KUCHING (Aug 3): Sarawak needs a lot more investments to boost its internet services so as to bridge the digital divide between the state’s urban and rural areas, says irix chief executive officer Dr Jonathan Smith.
He points out one example, which is the state needs more telecommunication towers, and more fibre optics to connect these towers to allow for better internet connection.
“One of the places where internet comes in is our irix Data Centre at Santubong, which is the first and only Tier IV designed and certified data centre in Malaysia.

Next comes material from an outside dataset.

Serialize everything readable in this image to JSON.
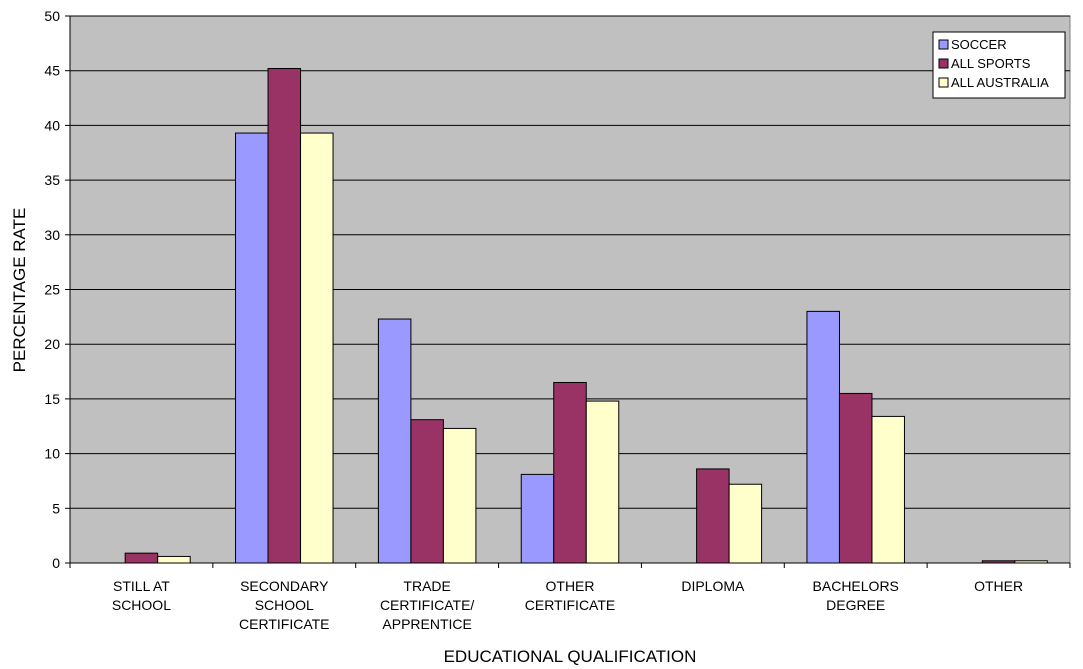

“It is a highly reliable source of internet content where we have multiple connections from overseas over our subsea cable and terrestrial links as well,” he told reporters when met after the unveiling of irix as the new corporate brand identity of PP Telecommunication Sdn Bhd, here yesterday.
According to Smith, irix is a network facilities provider (NFP), network service provider (NSP) and application service provider (ASP), which provides local content and local IP transit with low latency.

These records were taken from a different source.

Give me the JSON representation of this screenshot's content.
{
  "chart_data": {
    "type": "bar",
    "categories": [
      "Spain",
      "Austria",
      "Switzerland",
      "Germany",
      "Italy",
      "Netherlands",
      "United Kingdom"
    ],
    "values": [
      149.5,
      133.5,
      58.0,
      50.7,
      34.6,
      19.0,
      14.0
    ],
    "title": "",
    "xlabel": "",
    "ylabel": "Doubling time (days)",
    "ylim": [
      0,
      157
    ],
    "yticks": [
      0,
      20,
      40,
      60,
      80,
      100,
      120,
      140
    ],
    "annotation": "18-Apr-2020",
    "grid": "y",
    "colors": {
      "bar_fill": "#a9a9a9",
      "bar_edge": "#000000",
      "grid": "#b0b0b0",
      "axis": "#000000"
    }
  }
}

“This means that it’s closer to internet hubs where we need to get the content from.
“In Sarawak, we want to maximise the reuse of existing infrastructure to keep the cost as low as possible so that we can pass those benefits on to Sarawakians.”
Smith said given that Sarawak’s population was quite small amidst its vast landscape, irix would be looking at building its business based on the global market as well.
“Kuching is so well positioned in Southeast Asia. We actually form the shortest route between the east and west of Indonesia, and if you draw a straight line between China and Indonesia, we are not far off that either.
“By creating these ‘highways’, we attract traffic that pays for the infrastructure and allows us as a wonderful by-product to bring the Internet into the rural areas of Sarawak.”
On irix’s digital transformation journey in Sarawak, Smith said the company was very excited to have a subsea cable connecting Kuching with Batam in Indonesia.
“This connects us very close with Singapore, making us an alternative hub to the neighbouring country.”
He also hoped that by working with partners such as Sarawak Information Systems Sdn Bhd (Sains) and Sacofa Sdn Bhd, irix would be able to provide better Internet connection for the people of Sarawak.
“If you think about the internet, it is all coming from content providers and delivered over a superhighway of subsea cable. At present, the hubs in that superhighway are in Singapore and Hong Kong.
“We, in Sarawak, often get our internet connectivity via Peninsular Malaysia from states such as Kuala Lumpur and so on, and then from Singapore and Hong Kong.
“But by having this cable (connecting Kuching and Batam), we now connect directly onto that international superhighway.”
He also said irix would be building part of a consortium cable called SEA-H2X, adding: “(This) will take a branch out into the sea from Kuching connecting with the trunk that goes from Hong Kong to Singapore.
“That will give us more internet connectivity, better performance and lower latency.
“By having the content closer and putting it in Kuching, and having those very fast internet connections, we improve the internet speed.”
At the ceremony, Smith participated in a panel discussion with irix chief marketing officer Dominick Siddle, chief operating officer Dmitriy Nikolaychik, chief commercial officer Steve Stretch, SASA director Anders Wihlborg and Uptime Institute vice-president Patrick Chan, where they talked about the role and aspirations of irix in view of the organisation’s intention to further reiterate its vision of becoming an alternative regional economic and communications hub in Southeast Asia.